Une semaine avant la fin de la session de l’OACI, deux décisions ont déjà été prises. La première est l’adoption de règles qui permettront d’éviter un double comptage entre les baisses d’émission des Etats et celles des compagnies aériennes. La seconde est la constitution d’un conseil consultatif technique (CCT). Bien qu’il ne soit pas encore installé, sa feuille de route est déjà connue. Les experts du CCT devront sélectionner les dispositifs éligibles au Corsia.

En clair, pour ‘neutraliser’ leurs émissions de carbone, les compagnies aériennes, via Corsia, achèteront des crédits carbone. Le plus probable est qu’elles puisent dans le stock créé par le MDP, l’un des systèmes de flexibilité créés avec le protocole de Kyoto.

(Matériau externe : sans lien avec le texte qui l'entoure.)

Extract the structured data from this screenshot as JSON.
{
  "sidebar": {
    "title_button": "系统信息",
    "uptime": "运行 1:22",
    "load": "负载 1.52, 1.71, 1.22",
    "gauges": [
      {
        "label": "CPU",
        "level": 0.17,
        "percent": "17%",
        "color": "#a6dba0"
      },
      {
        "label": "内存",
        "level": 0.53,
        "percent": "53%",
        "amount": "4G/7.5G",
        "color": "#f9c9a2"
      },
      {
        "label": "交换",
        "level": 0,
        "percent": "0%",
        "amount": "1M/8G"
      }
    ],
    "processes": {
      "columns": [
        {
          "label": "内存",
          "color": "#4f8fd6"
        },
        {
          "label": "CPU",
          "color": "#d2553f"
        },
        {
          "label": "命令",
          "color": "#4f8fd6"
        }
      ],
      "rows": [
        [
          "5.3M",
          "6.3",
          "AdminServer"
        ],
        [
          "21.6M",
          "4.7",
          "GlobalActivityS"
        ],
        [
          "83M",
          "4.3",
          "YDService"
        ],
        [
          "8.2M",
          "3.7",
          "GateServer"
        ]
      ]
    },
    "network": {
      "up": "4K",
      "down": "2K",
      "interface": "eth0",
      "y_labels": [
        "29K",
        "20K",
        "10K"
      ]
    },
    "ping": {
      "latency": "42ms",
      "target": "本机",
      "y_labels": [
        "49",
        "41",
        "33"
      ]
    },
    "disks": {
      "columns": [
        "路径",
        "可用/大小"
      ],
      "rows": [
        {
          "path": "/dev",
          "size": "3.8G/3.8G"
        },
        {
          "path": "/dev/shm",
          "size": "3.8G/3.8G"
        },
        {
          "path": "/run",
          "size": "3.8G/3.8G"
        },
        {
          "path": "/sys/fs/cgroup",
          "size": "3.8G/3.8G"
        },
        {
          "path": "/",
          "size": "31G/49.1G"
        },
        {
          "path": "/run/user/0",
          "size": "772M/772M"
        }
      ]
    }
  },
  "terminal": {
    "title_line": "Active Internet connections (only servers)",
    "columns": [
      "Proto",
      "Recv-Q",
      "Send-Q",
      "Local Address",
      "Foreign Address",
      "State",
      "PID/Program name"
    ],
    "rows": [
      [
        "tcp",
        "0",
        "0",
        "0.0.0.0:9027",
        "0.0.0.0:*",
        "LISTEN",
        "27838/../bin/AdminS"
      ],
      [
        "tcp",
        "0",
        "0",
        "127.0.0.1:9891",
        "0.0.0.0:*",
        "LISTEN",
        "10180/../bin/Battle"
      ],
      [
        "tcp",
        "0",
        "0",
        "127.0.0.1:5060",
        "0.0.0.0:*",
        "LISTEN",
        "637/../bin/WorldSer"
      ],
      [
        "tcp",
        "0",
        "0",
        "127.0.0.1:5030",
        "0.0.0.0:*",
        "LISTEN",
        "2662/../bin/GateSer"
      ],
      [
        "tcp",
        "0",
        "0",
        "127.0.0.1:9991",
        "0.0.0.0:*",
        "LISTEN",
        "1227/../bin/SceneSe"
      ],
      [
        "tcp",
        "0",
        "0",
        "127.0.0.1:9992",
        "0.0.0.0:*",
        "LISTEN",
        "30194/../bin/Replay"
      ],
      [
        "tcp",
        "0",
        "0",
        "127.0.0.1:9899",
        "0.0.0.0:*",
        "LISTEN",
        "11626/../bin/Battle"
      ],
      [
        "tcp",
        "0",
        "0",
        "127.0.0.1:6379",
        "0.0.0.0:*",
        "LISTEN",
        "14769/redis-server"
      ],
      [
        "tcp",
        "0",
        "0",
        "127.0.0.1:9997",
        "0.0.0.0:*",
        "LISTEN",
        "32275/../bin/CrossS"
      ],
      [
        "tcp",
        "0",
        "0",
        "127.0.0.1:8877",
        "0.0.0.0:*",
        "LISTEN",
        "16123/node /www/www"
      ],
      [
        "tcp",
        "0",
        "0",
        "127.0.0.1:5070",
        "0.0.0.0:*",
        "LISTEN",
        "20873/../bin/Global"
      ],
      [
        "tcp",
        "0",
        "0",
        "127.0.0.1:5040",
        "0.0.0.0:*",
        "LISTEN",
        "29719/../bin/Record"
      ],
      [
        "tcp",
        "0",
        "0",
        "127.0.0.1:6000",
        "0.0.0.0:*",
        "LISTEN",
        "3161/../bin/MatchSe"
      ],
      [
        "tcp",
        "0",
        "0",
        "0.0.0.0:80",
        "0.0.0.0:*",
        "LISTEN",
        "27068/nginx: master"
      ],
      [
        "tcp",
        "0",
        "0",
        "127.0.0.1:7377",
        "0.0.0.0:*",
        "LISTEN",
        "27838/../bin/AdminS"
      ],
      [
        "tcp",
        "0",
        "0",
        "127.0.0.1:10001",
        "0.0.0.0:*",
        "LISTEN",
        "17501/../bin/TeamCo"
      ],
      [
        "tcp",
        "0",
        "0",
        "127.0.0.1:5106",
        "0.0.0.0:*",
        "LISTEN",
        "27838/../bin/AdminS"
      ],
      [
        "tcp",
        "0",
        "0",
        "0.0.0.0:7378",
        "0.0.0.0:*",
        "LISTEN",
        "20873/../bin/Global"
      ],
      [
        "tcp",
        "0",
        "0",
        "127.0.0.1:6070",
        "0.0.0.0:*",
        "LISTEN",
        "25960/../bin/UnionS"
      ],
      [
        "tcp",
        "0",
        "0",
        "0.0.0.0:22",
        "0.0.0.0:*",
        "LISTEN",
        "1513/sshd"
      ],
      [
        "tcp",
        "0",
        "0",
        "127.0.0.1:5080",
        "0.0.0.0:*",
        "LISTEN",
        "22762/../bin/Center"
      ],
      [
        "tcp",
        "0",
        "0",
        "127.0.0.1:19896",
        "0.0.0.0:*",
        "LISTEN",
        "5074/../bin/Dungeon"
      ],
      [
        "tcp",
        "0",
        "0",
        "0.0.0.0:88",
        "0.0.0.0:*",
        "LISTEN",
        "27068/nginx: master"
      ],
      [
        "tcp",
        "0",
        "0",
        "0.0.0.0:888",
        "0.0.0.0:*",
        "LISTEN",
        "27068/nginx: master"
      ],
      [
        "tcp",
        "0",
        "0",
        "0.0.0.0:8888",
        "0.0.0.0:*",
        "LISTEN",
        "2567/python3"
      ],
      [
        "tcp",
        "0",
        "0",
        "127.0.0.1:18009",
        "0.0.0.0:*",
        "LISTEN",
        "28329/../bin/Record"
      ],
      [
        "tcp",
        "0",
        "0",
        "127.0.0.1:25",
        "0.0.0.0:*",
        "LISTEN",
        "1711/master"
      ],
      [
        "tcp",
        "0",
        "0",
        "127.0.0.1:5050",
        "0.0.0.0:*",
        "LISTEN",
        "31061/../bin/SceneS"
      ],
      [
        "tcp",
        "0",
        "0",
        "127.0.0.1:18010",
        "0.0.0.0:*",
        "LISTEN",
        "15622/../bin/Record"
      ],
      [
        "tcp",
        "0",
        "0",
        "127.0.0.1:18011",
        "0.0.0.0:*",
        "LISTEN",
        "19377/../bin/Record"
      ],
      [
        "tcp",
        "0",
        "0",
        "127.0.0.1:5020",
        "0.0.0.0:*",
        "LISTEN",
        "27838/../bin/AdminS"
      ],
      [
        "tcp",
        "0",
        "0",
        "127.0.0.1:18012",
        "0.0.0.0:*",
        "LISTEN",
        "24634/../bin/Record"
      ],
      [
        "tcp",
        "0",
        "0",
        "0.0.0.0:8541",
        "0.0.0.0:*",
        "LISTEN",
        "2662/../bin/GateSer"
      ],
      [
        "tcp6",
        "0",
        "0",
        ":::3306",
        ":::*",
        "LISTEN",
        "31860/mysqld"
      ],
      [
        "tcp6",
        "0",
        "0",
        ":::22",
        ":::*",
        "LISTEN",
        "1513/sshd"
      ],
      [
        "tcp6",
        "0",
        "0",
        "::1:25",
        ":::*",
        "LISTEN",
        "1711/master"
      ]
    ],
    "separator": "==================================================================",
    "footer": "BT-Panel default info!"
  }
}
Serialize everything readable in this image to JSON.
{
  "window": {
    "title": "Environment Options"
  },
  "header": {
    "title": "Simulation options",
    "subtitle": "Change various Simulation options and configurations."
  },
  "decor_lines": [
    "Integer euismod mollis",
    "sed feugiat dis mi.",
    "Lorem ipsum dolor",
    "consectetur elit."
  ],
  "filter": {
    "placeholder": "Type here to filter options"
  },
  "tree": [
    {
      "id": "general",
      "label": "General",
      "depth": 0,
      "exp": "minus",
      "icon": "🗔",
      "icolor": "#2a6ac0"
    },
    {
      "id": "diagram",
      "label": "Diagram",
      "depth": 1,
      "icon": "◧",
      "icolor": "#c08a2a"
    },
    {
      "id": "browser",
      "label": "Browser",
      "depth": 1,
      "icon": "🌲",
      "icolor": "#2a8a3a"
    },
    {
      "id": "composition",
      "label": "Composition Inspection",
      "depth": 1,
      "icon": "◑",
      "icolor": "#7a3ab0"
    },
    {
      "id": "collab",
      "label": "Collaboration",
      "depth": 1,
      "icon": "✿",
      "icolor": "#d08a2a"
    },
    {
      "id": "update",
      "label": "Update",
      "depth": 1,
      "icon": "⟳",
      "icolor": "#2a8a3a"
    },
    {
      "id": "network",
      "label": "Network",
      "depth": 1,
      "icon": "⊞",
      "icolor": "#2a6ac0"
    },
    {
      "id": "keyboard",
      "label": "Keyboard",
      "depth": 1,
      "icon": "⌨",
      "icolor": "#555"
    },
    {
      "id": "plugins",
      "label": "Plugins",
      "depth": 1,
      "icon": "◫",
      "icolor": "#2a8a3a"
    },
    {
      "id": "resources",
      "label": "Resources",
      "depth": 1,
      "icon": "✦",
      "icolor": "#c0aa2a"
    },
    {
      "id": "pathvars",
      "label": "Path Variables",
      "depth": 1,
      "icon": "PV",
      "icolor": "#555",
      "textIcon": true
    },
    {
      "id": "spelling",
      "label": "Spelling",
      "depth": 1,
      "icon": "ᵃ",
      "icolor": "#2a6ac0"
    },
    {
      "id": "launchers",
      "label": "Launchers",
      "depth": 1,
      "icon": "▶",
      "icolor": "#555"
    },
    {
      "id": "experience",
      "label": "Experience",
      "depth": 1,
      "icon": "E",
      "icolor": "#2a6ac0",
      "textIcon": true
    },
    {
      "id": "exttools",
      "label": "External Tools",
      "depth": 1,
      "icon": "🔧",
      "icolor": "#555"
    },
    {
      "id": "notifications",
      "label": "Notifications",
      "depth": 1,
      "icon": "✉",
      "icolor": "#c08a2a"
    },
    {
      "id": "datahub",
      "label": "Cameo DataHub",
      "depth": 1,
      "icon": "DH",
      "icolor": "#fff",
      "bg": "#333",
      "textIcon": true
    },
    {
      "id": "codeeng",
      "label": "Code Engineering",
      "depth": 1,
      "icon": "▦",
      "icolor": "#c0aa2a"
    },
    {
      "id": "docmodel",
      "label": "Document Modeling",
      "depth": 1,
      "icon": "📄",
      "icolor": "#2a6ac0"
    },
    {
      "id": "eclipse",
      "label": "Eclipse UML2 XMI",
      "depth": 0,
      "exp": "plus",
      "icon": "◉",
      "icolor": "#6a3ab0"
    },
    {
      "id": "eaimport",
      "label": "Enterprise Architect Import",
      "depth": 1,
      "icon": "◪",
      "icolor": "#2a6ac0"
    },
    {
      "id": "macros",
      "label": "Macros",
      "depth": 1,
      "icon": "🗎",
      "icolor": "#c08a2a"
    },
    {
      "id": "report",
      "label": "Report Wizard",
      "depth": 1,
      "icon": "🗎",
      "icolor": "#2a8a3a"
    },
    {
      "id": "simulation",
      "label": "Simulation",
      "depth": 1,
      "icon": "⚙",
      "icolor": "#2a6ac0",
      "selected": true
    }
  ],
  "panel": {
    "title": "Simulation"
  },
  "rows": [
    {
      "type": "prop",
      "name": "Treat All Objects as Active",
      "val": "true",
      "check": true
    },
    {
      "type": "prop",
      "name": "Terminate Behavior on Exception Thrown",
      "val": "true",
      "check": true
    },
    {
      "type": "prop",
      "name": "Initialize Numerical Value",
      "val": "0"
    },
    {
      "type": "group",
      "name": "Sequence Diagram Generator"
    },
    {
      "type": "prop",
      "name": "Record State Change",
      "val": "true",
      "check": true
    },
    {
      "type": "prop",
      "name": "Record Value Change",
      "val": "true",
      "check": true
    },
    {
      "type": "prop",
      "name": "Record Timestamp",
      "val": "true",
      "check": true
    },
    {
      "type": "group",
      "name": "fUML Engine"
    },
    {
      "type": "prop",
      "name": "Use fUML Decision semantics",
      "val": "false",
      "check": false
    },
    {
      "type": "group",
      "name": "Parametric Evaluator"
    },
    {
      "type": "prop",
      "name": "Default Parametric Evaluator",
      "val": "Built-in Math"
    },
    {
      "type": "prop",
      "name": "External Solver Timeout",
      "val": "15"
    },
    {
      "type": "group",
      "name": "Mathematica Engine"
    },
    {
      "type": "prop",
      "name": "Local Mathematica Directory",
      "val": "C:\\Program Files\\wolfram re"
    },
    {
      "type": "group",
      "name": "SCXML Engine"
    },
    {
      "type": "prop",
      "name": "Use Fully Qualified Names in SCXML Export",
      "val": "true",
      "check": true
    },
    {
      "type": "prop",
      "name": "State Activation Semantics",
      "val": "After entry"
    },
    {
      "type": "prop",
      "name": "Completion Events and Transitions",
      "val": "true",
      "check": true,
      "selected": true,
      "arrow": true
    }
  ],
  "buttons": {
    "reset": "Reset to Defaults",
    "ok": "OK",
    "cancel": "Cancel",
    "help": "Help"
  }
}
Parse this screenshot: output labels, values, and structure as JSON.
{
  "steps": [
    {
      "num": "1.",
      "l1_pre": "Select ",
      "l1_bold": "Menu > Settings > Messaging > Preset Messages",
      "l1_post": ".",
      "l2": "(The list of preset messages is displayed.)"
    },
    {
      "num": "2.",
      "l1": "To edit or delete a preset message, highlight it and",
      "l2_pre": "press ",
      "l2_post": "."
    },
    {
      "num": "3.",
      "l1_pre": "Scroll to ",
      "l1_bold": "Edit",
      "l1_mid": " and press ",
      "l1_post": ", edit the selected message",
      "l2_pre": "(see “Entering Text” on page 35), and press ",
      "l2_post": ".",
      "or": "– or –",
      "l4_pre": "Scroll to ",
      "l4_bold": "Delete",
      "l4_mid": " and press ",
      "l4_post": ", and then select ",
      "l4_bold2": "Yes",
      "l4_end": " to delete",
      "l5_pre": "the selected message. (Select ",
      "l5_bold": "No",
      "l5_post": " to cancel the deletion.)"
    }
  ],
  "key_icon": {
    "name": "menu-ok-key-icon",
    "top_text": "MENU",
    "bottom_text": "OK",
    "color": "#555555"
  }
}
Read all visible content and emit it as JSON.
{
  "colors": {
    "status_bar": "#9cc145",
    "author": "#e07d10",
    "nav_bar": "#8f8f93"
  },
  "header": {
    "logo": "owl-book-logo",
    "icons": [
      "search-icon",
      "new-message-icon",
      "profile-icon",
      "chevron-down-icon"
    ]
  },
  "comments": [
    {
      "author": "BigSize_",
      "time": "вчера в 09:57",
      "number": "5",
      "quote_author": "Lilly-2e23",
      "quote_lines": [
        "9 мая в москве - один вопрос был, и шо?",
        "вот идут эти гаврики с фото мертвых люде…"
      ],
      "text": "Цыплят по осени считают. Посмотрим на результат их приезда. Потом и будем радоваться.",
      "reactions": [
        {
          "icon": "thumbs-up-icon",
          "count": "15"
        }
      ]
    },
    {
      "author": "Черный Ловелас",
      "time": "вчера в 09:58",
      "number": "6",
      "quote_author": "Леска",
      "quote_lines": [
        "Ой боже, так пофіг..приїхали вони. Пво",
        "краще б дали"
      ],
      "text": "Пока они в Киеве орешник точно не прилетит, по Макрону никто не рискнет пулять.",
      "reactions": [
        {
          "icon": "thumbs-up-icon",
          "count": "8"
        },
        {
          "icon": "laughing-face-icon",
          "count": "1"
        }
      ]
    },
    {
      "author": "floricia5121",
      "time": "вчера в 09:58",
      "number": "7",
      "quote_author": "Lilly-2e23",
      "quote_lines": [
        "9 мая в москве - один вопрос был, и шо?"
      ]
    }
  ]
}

Problème: les projets MDP pourraient créer 4,6 milliards de dollars de crédits d’ici 2020, année à laquelle devrait prendre fin le protocole de Kyoto et son mécanisme. La demande actuelle pour ces crédits étant quasi inexistante, le coût de ces unités de réduction certifiée d’émission (Urce) tourne autour de 1 euro pièce.

trop de crédits

Si le MDP était reconnu bon pour le Corsia, les compagnies pourraient remplir leurs obligations au moindre coût. Dans un article publié il y a quelques jours par Nature Climate Change, Carsten Warnecke (New Climate Institute) et ses collègues estiment entre 1,6 et 3,7 Md$ les besoins en crédits d’émissions des compagnies soumises au Corsia entre 2021 et 2035. Des volumes largement couverts par le MDP.

«Compte tenu du manque flagrant de transparence du mode de fonctionnement de l’OACI en général et du CCT en particulier, il n'y a aucune garantie que Corsia dans son ensemble se traduise par de véritables compensations carbone qui apporteraient une contribution significative à la protection du climat», déplore d’ailleurs Bryony Worthington, directrice exécutive de la branche européenne d’Environemental Defense Fund.

A moins, bien sûr, que la prochaine COP Climat ne fixe la règle de fonctionnement de l’article 6 de l’Accord de Paris, ce qui permettrait la création d’un successeur au MDP.